Il y a quelques semaines, le LA Times a publié une opinion qui disait que les fausses nouvelles ont leurs racines dans la satire politique. Parce que les shows comme le vôtre et The Daily Show ridiculisent les nouvelles. Que pensez-vous de cet avis et comment voyez-vous votre rôle à l’ère des fausses nouvelles?
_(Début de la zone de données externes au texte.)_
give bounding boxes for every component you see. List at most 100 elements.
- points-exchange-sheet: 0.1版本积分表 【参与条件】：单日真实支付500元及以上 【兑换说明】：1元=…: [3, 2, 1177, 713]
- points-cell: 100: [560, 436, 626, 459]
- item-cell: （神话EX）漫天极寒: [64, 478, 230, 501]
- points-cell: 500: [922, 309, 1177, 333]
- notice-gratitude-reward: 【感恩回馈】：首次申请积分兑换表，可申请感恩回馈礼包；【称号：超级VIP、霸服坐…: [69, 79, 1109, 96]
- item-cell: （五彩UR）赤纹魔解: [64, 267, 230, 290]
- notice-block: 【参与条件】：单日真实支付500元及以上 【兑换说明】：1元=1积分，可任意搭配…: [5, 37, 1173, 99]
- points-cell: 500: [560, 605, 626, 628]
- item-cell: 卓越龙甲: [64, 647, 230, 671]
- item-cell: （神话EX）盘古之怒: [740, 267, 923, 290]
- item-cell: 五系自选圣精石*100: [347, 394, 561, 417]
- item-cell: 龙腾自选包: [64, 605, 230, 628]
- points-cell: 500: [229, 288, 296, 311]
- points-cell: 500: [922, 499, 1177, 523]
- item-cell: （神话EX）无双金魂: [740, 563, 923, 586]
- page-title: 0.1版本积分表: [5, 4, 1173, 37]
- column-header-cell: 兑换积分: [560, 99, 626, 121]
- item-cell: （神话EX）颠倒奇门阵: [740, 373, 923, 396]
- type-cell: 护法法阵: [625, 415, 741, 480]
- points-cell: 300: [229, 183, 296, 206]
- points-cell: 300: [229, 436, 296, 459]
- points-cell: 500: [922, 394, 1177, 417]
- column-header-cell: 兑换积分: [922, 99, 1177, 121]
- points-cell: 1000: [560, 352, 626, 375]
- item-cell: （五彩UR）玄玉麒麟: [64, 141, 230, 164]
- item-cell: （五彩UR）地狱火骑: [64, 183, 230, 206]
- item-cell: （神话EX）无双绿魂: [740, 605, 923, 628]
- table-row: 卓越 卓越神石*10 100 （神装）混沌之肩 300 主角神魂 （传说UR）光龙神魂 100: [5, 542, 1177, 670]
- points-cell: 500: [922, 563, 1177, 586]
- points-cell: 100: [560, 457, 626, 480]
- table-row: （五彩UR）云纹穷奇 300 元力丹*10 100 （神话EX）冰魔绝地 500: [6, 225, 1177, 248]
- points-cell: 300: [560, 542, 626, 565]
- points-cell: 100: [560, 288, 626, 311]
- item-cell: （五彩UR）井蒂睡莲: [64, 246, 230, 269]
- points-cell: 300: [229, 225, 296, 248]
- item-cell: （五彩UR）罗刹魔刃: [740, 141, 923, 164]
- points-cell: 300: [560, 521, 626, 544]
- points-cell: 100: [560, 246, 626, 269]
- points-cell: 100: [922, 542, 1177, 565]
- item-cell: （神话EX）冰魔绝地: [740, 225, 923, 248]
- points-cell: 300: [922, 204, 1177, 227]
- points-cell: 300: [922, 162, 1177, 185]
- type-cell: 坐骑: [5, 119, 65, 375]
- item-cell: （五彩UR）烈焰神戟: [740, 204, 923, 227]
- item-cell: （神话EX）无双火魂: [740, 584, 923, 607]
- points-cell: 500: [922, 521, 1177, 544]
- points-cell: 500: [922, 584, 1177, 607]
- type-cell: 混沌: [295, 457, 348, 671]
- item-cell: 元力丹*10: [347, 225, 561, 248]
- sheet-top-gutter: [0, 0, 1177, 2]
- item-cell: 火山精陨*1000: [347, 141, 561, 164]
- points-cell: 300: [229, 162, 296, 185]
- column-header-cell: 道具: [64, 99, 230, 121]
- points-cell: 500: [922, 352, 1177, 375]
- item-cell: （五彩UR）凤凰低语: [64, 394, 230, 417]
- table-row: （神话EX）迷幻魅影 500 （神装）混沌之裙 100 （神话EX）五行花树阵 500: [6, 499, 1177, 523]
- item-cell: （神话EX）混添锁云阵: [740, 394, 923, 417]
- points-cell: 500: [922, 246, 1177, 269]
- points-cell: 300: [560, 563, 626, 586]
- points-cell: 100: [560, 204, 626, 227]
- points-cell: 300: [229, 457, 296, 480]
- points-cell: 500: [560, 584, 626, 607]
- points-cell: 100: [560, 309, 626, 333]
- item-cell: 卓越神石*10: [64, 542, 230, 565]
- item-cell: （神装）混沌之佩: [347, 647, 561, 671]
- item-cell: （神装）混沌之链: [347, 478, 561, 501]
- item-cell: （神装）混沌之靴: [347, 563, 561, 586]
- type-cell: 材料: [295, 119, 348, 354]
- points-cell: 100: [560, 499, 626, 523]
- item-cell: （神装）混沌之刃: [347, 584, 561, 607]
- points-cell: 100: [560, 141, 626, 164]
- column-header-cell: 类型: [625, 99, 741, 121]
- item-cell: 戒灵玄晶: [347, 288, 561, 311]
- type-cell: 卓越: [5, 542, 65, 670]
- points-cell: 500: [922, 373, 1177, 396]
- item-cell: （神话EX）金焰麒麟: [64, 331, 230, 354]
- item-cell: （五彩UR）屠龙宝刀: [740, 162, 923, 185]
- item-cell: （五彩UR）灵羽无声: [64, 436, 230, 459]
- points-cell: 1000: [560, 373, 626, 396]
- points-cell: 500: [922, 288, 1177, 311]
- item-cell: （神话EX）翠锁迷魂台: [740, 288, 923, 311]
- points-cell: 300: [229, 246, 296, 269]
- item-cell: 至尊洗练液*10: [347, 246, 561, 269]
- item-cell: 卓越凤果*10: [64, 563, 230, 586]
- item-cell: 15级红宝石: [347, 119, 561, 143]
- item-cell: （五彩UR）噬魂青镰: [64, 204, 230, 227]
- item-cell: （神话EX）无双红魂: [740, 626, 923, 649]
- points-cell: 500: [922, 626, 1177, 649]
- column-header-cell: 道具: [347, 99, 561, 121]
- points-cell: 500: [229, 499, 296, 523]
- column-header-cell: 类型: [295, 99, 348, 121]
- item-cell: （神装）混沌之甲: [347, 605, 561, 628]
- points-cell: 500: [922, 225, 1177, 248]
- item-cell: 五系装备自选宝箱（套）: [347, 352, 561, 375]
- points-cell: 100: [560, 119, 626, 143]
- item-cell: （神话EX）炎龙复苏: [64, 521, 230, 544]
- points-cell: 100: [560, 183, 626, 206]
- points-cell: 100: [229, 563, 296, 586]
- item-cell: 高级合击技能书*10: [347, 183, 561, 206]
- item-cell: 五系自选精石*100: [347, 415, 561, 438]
Je ne suis absolument pas d’accord. Parce que la motivation est complètement différente. Le problème des fausses nouvelles, c’est que c’est une espèce d’un nom collectif partagé, avec l’acceptation que c’est basé sur la vérité. Si vous remontez à la source de l’histoire originale, il s’avère que c’est du n’importe quoi. Pour notre show – et je ne peux parler uniquement pour lui, pas pour The Daily Show et les autres – nous vérifions tous les faits. Toutes les statistiques, tous les clips. Si quelqu’un déclare dans un clip vidéo: « j’ai été escroqué pour mon emprunt de voiture », nous nous adressons à la chaîne locale qui a diffusé l’information et nous demandons la documentation. Si elle manque, nous partons à la recherche de la personne et nous lui demandons la documentation. Si on ne la trouve pas, ou si elle ne souhaite pas donner de preuve, nous ne l’utilisons pas. Nous vérifions tout jusque dans les moindres détails.

Cependant, l’auteur estimait qu’en ridiculisant les nouvelles, en les tournant à la dérision, on a créé un climat où elles ont moins de valeur.

Nous faisons des farces avec les histoires importantes. Mais nous avons toujours vivement défendu le journalisme. L’année dernière, nous avions un sujet de vingt minutes sur les problèmes du journalisme local et ce que cela signifie pour la chaîne alimentaire des médias (voir vidéo ci-dessous). Et nous avons même tenté d’indiquer où nous nous trouvons dans cette chaîne. Nous ne sommes pas journalistes, mais nous essayons toujours de les défendre. Je pense que l’une des menaces les plus urgentes émanant de la Maison-Blanche, c’est qu’elle essaie de dévaluer la valeur du journalisme. Je veux dire que le terme de « fake news » ne signifie rien. Il est tellement galvaudé, qu’il ne signifie plus rien. Trump souhaite simplement montrer des gens du doigt et crier fake news.

Il prend un moment pour peser ses mots.

Si la définition de fake news, c’est que certains facteurs perturbateurs écrivent littéralement de la fiction et manipulent le système de façon à ce qu’elle soit diffusée, soit pour des raisons politiques, soit pour créer le chaos, alors c’est une définition très étroite. Dans ce cas, on ne peut désigner le New York Times et prétendre que ce sont de fausses nouvelles, car ce n’est pas le cas.

Or, en ce moment les médias vivent une sorte de dépression nerveuse universelle. Le cycle d’info en continu les oblige à être les premiers pour tout, et à vérifier les faits seulement après coup.

C’est épouvantable. Et je pense que vu la quantité de contrevérités bien intentionnées qui vont sortir de la Maison-Blanche, beaucoup d’organisations d’informations devront se demander s’ils doivent encore diffuser toutes ces déclarations et ne pas les vérifier. Les déclarations de Kellyanne Conway à propos de Bowling Green Massacre par exemple (Conway a affirmé qu’il y avait un attentat terroriste à Bowling Green ignoré par les médias), alors que celui-ci n’avait jamais eu lieu. Il s’est avéré qu’elle avait déjà tenu les mêmes propos au magazine Cosmo! Ils ont vérifié l’information et en ont conclu que c’était un mensonge. Ils ne l’ont donc pas imprimée, pour ne pas diffuser de fausses informations. Le Cosmo! Je veux dire, c’est une bonne revue, mais ils écrivent aussi des articles sur 42 positions sexuelles. Je pense que cette technique de vérifier l’information avant de prendre une décision deviendra beaucoup plus importante dans les reportages sur la Maison-Blanche.